Суккуб с серьгой замотал головой. –
Побоялись. Только я присел, чтобы, значит, шнурочек дернуть, а она рукой как
пошевелит и флейтой к моей ноге прикоснулась. Я завопил и как подскочу! Снова
сунулся, а Плит мне и говорит: Стражи света-то за своих мстят. Застанут нас
здесь – разбираться, долго не станут... Надо это... по начальству передать.
Начальство это... само решит. Ну, мы оставили все, как есть и позвали...
Арей вернулся к дивану и коснулся ладонью
пышущего жаром лба Даф.
– Борется с холодом... Другая бы уж...
Когда вы ее нашли? – спросил он резко.
Суккубы переглянулись.
– Ну, это... часа в три...
– А меня позвали в четыре! Почему так
поздно? – рявкнул Арей.
– Ну, мы это... спорили, кому остаться, а
кому бежать... Оставаться никто не хотел, – трогая царапину на вислом
носу, признался первый.
– Это он виноват! Я ему орал: останься,
останься, а он ныл, чтоб я его не бросал! За рукав мне цеплялся, казенные
польты рвал! Он, мол, с девчонкой никогда в жизни не оставался и сейчас не
останется! – наябедничал суккуб с серьгой.

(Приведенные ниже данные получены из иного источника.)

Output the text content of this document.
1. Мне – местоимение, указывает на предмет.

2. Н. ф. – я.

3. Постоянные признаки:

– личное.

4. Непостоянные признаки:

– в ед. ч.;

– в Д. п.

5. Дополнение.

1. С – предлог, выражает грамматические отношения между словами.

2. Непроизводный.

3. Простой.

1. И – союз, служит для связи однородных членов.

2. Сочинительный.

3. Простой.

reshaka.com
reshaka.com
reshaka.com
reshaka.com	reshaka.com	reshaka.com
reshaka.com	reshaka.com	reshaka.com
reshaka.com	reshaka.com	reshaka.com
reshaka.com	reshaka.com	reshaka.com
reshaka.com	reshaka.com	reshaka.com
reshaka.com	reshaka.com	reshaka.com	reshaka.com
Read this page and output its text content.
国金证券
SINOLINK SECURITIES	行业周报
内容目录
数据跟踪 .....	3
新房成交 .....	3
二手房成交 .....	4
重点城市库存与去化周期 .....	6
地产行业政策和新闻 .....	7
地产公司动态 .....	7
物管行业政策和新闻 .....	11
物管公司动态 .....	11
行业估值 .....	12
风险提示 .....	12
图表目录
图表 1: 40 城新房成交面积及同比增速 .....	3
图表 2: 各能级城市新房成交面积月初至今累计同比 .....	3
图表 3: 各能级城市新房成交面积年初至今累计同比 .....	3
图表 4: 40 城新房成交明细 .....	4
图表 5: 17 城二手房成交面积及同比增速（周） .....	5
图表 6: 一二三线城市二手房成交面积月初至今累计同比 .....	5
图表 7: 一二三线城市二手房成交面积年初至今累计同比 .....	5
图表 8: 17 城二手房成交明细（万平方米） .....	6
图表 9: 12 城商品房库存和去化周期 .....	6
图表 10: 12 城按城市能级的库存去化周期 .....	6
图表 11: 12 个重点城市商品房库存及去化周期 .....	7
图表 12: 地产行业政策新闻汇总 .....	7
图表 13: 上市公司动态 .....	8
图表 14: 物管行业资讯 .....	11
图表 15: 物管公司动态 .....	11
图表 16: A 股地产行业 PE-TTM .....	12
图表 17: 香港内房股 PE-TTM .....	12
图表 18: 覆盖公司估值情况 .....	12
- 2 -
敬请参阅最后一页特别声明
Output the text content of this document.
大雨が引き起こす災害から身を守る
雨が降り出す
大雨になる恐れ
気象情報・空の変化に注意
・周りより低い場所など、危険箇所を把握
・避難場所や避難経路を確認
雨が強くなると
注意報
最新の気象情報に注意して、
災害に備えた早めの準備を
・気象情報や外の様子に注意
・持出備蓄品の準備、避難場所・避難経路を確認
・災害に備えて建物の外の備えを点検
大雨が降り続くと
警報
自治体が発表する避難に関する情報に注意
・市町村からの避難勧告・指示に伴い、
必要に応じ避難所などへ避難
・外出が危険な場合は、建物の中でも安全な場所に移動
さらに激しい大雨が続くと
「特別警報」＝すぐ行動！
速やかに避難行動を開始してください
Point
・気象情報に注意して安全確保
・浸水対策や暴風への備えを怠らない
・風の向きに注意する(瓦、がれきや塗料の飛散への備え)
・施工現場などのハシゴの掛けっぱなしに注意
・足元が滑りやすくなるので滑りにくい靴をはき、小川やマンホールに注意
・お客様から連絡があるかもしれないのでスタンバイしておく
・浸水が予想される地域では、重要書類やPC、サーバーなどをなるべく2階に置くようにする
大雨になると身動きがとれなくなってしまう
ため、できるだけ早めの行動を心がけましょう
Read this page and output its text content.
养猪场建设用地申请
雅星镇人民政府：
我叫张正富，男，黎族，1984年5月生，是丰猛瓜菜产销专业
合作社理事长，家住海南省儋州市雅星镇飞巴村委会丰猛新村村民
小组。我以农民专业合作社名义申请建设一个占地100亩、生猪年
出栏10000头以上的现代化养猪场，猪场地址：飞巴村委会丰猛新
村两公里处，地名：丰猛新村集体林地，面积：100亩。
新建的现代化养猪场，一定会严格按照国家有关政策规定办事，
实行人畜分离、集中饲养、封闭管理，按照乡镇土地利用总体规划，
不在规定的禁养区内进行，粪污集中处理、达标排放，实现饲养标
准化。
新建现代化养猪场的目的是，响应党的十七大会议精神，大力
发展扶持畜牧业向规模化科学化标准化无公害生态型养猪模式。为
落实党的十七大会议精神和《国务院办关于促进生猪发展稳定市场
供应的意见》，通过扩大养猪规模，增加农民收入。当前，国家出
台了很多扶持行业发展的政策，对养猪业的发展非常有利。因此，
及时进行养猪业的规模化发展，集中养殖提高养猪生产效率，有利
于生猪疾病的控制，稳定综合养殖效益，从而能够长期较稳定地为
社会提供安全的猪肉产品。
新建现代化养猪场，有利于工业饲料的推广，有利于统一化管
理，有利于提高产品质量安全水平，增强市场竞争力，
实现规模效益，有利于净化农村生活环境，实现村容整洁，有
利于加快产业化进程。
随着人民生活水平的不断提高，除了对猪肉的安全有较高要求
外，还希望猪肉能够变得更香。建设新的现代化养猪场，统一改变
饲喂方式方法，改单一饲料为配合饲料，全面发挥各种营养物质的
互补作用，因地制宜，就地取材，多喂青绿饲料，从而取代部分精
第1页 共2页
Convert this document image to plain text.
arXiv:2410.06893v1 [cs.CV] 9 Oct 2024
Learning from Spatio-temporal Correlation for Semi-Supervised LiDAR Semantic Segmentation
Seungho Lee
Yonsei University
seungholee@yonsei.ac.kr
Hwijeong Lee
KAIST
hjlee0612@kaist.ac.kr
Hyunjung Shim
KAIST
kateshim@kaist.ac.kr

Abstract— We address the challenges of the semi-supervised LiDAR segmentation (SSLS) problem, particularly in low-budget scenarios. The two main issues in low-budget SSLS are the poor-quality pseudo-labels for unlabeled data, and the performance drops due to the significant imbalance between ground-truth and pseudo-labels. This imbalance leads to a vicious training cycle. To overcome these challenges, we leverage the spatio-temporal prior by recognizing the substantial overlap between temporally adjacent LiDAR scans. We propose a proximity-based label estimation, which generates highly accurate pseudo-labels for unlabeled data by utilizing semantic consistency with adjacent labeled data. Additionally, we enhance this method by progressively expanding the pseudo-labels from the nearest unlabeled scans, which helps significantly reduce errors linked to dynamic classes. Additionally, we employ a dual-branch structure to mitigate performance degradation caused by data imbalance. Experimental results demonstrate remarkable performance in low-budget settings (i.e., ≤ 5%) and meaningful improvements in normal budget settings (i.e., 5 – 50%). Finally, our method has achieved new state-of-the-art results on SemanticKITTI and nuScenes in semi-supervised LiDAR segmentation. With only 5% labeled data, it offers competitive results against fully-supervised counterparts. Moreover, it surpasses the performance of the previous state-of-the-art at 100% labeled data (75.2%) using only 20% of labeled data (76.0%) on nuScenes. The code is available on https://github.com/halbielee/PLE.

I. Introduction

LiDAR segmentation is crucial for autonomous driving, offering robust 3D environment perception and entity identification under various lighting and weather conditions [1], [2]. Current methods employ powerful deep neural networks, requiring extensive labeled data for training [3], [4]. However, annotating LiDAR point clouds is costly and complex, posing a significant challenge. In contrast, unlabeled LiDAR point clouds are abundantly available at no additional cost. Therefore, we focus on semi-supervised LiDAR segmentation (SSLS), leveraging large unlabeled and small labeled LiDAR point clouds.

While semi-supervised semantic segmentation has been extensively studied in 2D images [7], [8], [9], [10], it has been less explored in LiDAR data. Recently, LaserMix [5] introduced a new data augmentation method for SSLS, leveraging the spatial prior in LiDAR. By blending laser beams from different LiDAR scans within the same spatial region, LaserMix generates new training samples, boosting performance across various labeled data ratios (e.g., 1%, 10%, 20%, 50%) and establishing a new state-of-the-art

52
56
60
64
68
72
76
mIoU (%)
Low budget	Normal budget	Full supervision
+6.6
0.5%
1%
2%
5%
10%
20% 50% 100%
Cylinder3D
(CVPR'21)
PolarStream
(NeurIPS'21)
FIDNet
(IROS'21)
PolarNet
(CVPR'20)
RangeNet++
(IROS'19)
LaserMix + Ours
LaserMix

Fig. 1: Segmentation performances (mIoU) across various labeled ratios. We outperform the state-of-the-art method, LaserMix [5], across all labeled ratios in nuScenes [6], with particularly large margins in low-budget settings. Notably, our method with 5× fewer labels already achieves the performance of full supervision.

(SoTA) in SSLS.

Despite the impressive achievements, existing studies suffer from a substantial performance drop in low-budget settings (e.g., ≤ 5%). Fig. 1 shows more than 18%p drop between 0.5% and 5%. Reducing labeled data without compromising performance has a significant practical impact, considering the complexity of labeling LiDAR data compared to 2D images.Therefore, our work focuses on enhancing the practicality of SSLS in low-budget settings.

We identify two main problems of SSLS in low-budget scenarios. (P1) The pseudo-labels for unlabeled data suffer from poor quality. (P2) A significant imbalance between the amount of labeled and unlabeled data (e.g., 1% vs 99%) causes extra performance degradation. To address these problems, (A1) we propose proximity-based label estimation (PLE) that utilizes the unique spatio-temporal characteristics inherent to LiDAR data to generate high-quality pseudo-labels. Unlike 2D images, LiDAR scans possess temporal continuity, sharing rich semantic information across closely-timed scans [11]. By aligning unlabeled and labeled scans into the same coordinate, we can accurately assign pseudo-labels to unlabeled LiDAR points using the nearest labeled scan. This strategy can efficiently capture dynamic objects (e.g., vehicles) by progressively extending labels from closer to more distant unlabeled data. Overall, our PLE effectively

– А ты сам, что не остался? –
спросил Арей.
– Ну, я это... А чего сразу я? Чуть что,
так я? – смутился суккуб с серьгой и толкнул ногой суккуба с вислым носом.
Тот завизжал, накинулся на него, и оба принялись кататься по полу. Арей
поморщился и махнул рукой. Суккубы исчезли.
Мефодий подошел к Улите. Ведьма сидела на
диване у ног Даф, задумчиво отжимая полотенце.
– Жар спадает... Мне удалось его
зашептать. Пусть экономит силы. Жар обессилил бы ее в несколько часов, –
сказала она.
– Ты помогла ей? – благодарно
спросил Меф.
– Да, помогла, – кивнула Улита.
– Значит, она скоро очнется?
Буслаев возликовал, но затянувшееся молчание
Улиты почти сразу доказало ему, что он ошибался. И как всегда бывает в таких
случаях, погасшая надежда жалила больше самой беды. Недаром одни из злейших
пыток мрака состоит в том, чтобы дать надежду и отнять ее, дать и отнять – и
так до бесконечности. Искушение надеждой – это пытка льдом и огнем.
– Увы, нет. Я лишь замедлила ее угасание.
Ни мощь стражей, ни магия, ни живая вода – тут ничего не поможет, –
сказала ведьма.
– Вообще ничего?
Улита нервно облизала губы.
– Ну разве что соскоб металла с копья!
которым она была нанесена, и щепка от его же древка. Если правду говорят, что
подобное исцеляется подобным, то рискнуть можно, – сказала она.